The TG-1 is built around a typical point-and-shoot sensor. In this case, it's a 12-megapixel, 1/2.3-inch backside-illuminated CMOS chip. Most of the first-tier tough-cams have similar sensors, and it's great to see that CMOS chips have permeated the ruggedized segment.
The 3-inch, 610,000-pixel OLED display is yet another hardware highlight on the TG-1. It's brighter, crisper, smoother, more vibrant, and more energy-efficient than even the best tough-cam LCD displays. The improvement is most obvious in bright sunlight and underwater, where regular LCDs struggle.
The flash is built into the top-left corner of the front panel. Wandering fingers will inadvertently get in the way of the flash from time to time. It's effective to about 17 feet, which is slightly above average for a tough cam.
Like most current compacts, the TG-1 comes equipped with a USB/AV port (with a proprietary input) and an HDMI port (mini-HDMI, in this case).
The TG-1 runs on the popular LI-90B rechargeable lithium-ion battery.
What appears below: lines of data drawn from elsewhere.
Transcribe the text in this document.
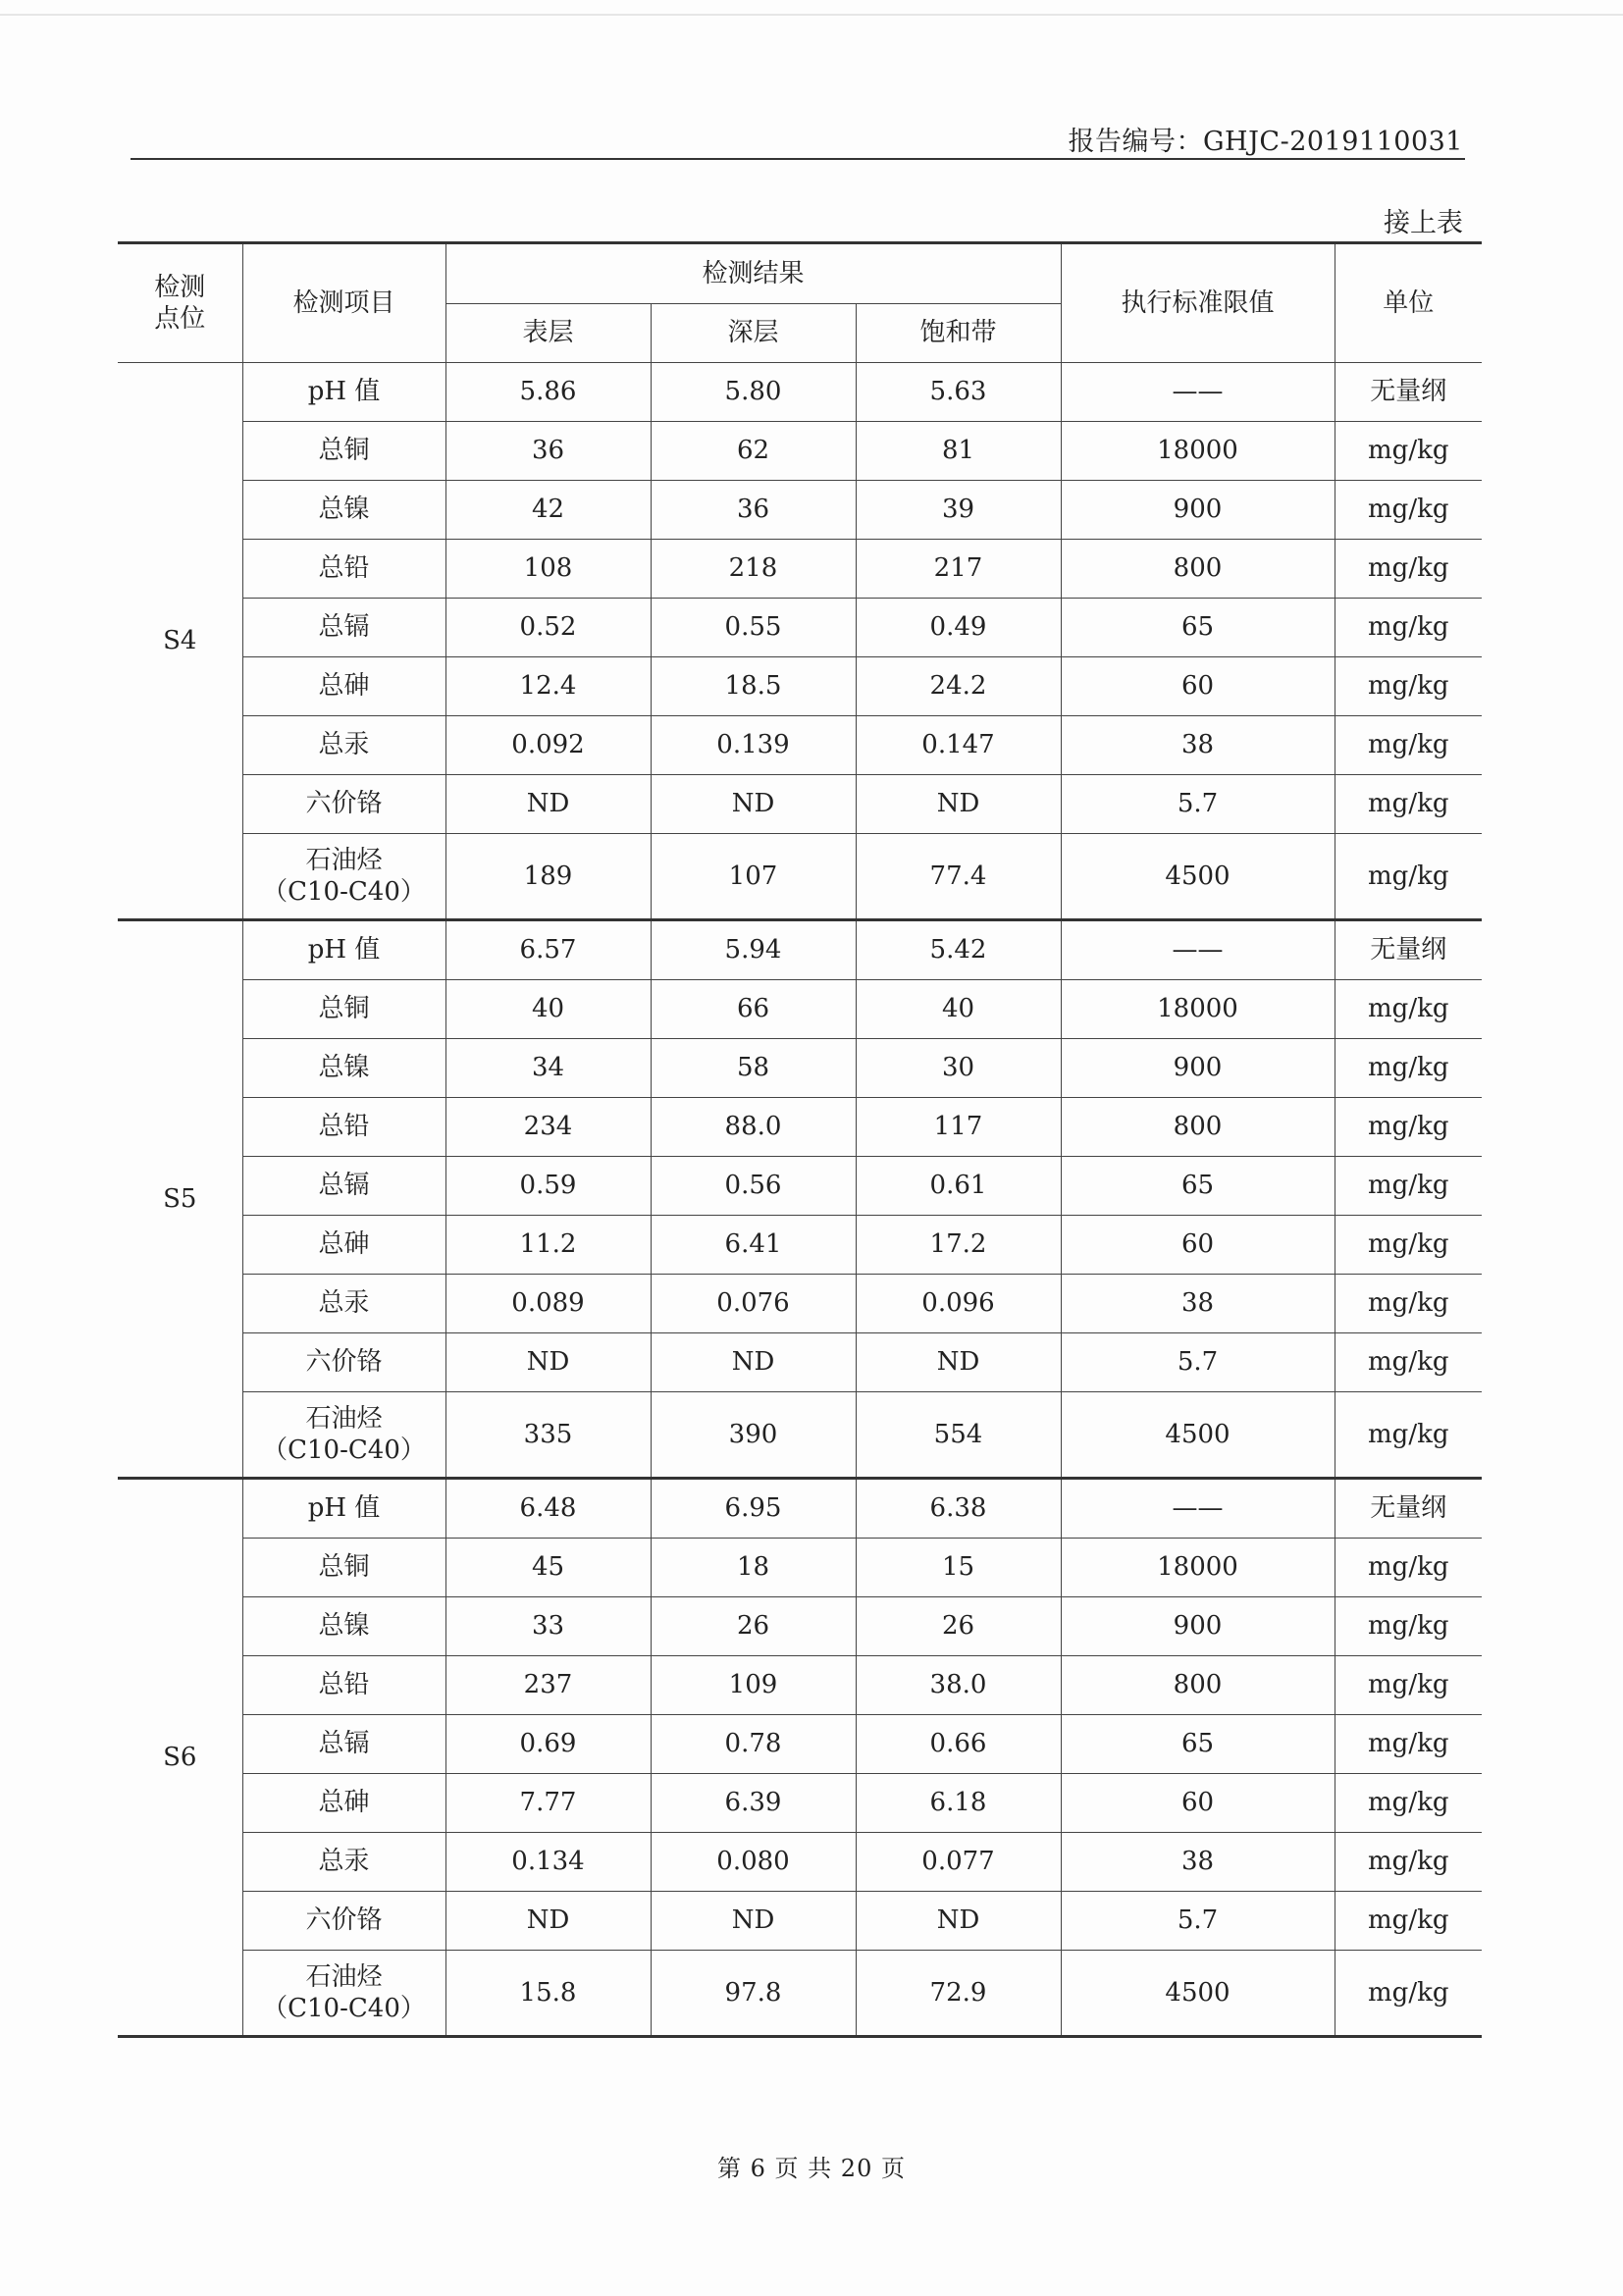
报告编号：GHJC-2019110031
接上表
检测
点位	检测项目	检测结果			执行标准限值	单位
		表层	深层	饱和带		
S4	pH 值	5.86	5.80	5.63	——	无量纲

	总铜	36	62	81	18000	mg/kg

	总镍	42	36	39	900	mg/kg

	总铅	108	218	217	800	mg/kg

	总镉	0.52	0.55	0.49	65	mg/kg

	总砷	12.4	18.5	24.2	60	mg/kg

	总汞	0.092	0.139	0.147	38	mg/kg

	六价铬	ND	ND	ND	5.7	mg/kg

	石油烃
（C10-C40）	189	107	77.4	4500	mg/kg
S5	pH 值	6.57	5.94	5.42	——	无量纲

	总铜	40	66	40	18000	mg/kg

	总镍	34	58	30	900	mg/kg

	总铅	234	88.0	117	800	mg/kg

	总镉	0.59	0.56	0.61	65	mg/kg

	总砷	11.2	6.41	17.2	60	mg/kg

	总汞	0.089	0.076	0.096	38	mg/kg

	六价铬	ND	ND	ND	5.7	mg/kg

	石油烃
（C10-C40）	335	390	554	4500	mg/kg
S6	pH 值	6.48	6.95	6.38	——	无量纲

	总铜	45	18	15	18000	mg/kg

	总镍	33	26	26	900	mg/kg

	总铅	237	109	38.0	800	mg/kg

	总镉	0.69	0.78	0.66	65	mg/kg

	总砷	7.77	6.39	6.18	60	mg/kg

	总汞	0.134	0.080	0.077	38	mg/kg

	六价铬	ND	ND	ND	5.7	mg/kg

	石油烃
（C10-C40）	15.8	97.8	72.9	4500	mg/kg
第 6 页 共 20 页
Dozens of compact cameras of all makes and models run on this battery, so you might have a few backup batteries already lying around.
The TG-1 is rated for 350 shots per charge, which is above-average for the tough-cam class. The energy-efficient OLED display is likely to thank for the healthy battery life.
When the in-camera GPS is activated, though, battery life drops considerably. With the GPS logger turned on, the battery will drain itself overnight (this feature pings a satellite every few minutes, even if the camera is otherwise turned off). If you're having battery issues, it's probably because the logger is on.
As usual, the TG-1 captures to SD/SDHC/SDXC media cards.